Lauren Southern’s visit to campus on Oct. 25 accomplished exactly what both sides of the campus political argument sought out to do. On the right, they purposely brought in a controversial internet personality whom they were well aware would spark protest outside of the event. Let’s not pretend it’s because she’s someone whom you would have a lot to learn from as an American conservative. Southern dropped out of college after two years of a political science program, so most of the people listening in that room probably had more actual political knowledge than she does. She is also a failed last-place candidate in her local elections and she is a self-produced speaker and author, which means she doesn’t need to have any sort of accreditation to get her word out there. Conservative groups have every right to have a speaker on campus, but their intention was clearly not to bring in someone who would give a stimulating talk.

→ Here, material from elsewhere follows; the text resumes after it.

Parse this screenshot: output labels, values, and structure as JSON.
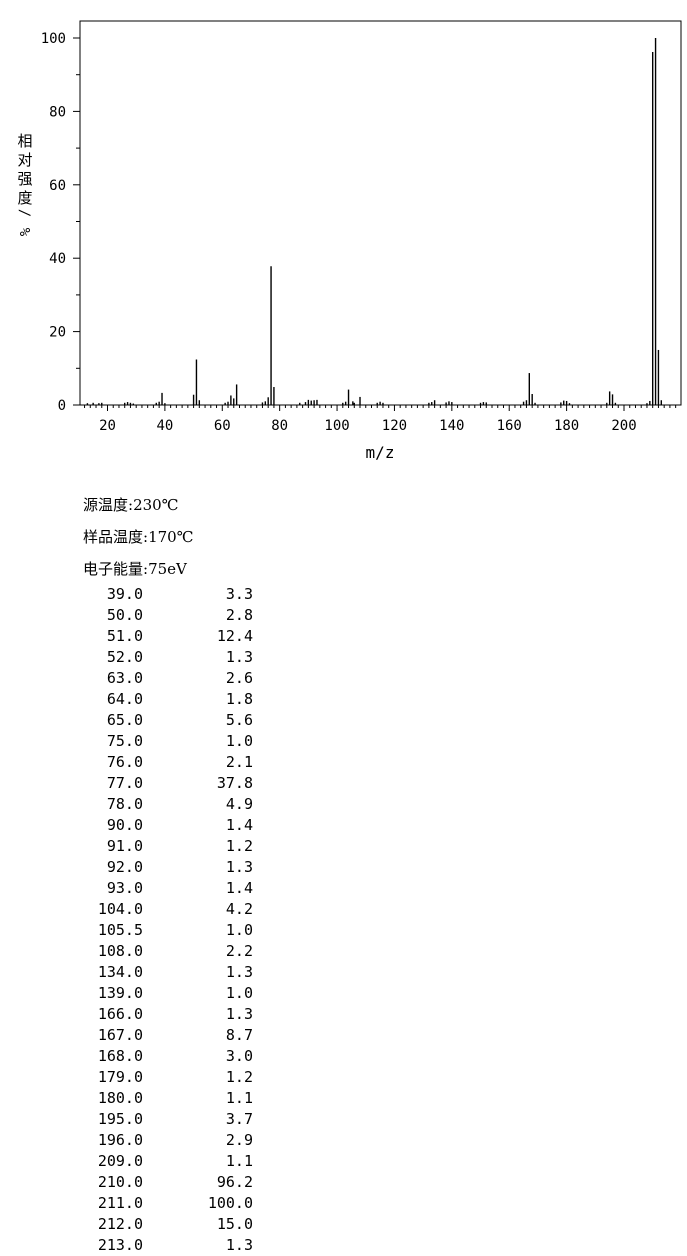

Now for all of you on the left who protested outside, what did your protesting accomplish? Was the goal to stop the talk or to let people know you were mad? I’m not saying not to protest things, but if you are going to protest, be smart about it. Don’t just show up for the sake of protesting. You know what would have been an awesome protest? Buying out all the tickets and not showing up. Then Southern could have had her free speech, but without an audience. Instead, all that received attention from the media was either angry protesters or the smug faces of people walking into the talk.
None of us like having to protest and none of us like being yelled at, so why do we keep playing those roles? This has become a predictable story. The same thing is happening at campuses across the United States. We all play the same game, despite the fact no one is happy about the results. No one likes the current political climate on either side. I want to ask everyone, on the left and the right, what are you going to do differently? If you are sick of how things are, why do you do the exact same thing over again?
We are all in support of basic freedoms, right? Then we should all understand that we are free to make better choices than those before us. The same way we are free to give speeches, we are free to have conversations. Let’s stop antagonizing one another and simply talk with one another. We may not change other people’s opinions, but at the very least, we can better understand them. Positive change happens through conversation, education, and always by peaceful means. We can be better, all of us. What are you going to do about it?
This letter has been edited for clarity and style.
Mitchell Legrand is a University of Minnesota senior studying Global Studies.